La Corée du Nord promet "un cadeau de Noël" spectaculaire aux Etats-Unis. Que faut-il attendre et, surtout, quel avenir pour l'arme atomique développée par Pyongyang ?

Kim Jung-Un sur un cheval blanc : l'une des images de l'année
Kim Jung-Un sur un cheval blanc : l'une des images de l'année © AFP / STR / KCNA VIA KNS / AFP

L'année s'achève et l'on attend plus que le cadeau de Noël nord-coréen. C'est même une citation quasi littérale d'un communiqué nord-coréen, je cite : « il revient aux Etats-Unis de choisir quel cadeau de Noël ils veulent avoir de notre part ». Ça a l'air très sympathique et bienveillant, mais c'est en fait une menace.

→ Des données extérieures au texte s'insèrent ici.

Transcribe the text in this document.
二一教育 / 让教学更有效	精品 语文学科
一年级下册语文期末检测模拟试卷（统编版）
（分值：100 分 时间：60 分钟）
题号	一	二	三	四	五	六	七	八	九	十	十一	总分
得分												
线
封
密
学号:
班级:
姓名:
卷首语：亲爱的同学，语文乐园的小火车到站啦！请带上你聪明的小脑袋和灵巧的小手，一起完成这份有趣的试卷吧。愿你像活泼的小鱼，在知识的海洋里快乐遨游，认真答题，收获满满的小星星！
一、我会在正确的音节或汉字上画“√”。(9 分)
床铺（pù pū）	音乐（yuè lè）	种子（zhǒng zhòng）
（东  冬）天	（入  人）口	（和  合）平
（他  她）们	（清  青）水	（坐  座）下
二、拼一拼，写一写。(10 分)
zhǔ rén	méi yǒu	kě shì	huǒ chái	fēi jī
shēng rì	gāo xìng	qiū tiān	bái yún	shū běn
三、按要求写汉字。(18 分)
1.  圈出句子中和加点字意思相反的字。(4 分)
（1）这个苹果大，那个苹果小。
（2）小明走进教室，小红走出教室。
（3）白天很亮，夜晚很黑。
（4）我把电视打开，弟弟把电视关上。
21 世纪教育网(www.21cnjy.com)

Depuis des semaines, Pyongyang prépare le monde à quelque chose de spectaculaire et, en matière de « kimologie » - cette science rarement exacte héritée de la kremlinologie du XXe siècle –, il faut décrypter les moindres faits et gestes de la dynastie des Kim :

Il y a quelques semaines à peine, le régime a publié des photos du « cher leader » Kim Jong-Un sur un cheval blanc près du mont sacré Peaktu. Comme Kim Il-Sung, son grand-père, avant pendant la guerre de Corée contre les Américains.

Le message est : Résistance et défi face à Washington. On ne sort pas les canassons blancs pour rien. Les experts prédisent donc non pas un essai nucléaire – provocation maximum – mais plutôt un tir de missile intercontinental d'ici la fin de l'année.

Donald Trump n'attend plus rien de son "ami" Kim Jong Un

Si par « s'entendre mieux » on veut dire se serrer la main et parader devant les caméras, pas de doutes Kim et le Donald s'entendent à merveille. En fait, de ce rapprochement télévisuel, il n'y rien à tirer et surtout pas de dénucléarisation nord-coréenne.

C'est si vrai que, commentant le fameux « cadeau de Noël » nord-coréen, Donald Trump a imaginé qu'il pourrait s'agir « d'un superbe vase ». En clair, les deux hommes se sont rencontrés, n'ont rien obtenu l'un de l'autre et n'attendent plus rien l'un de l'autre.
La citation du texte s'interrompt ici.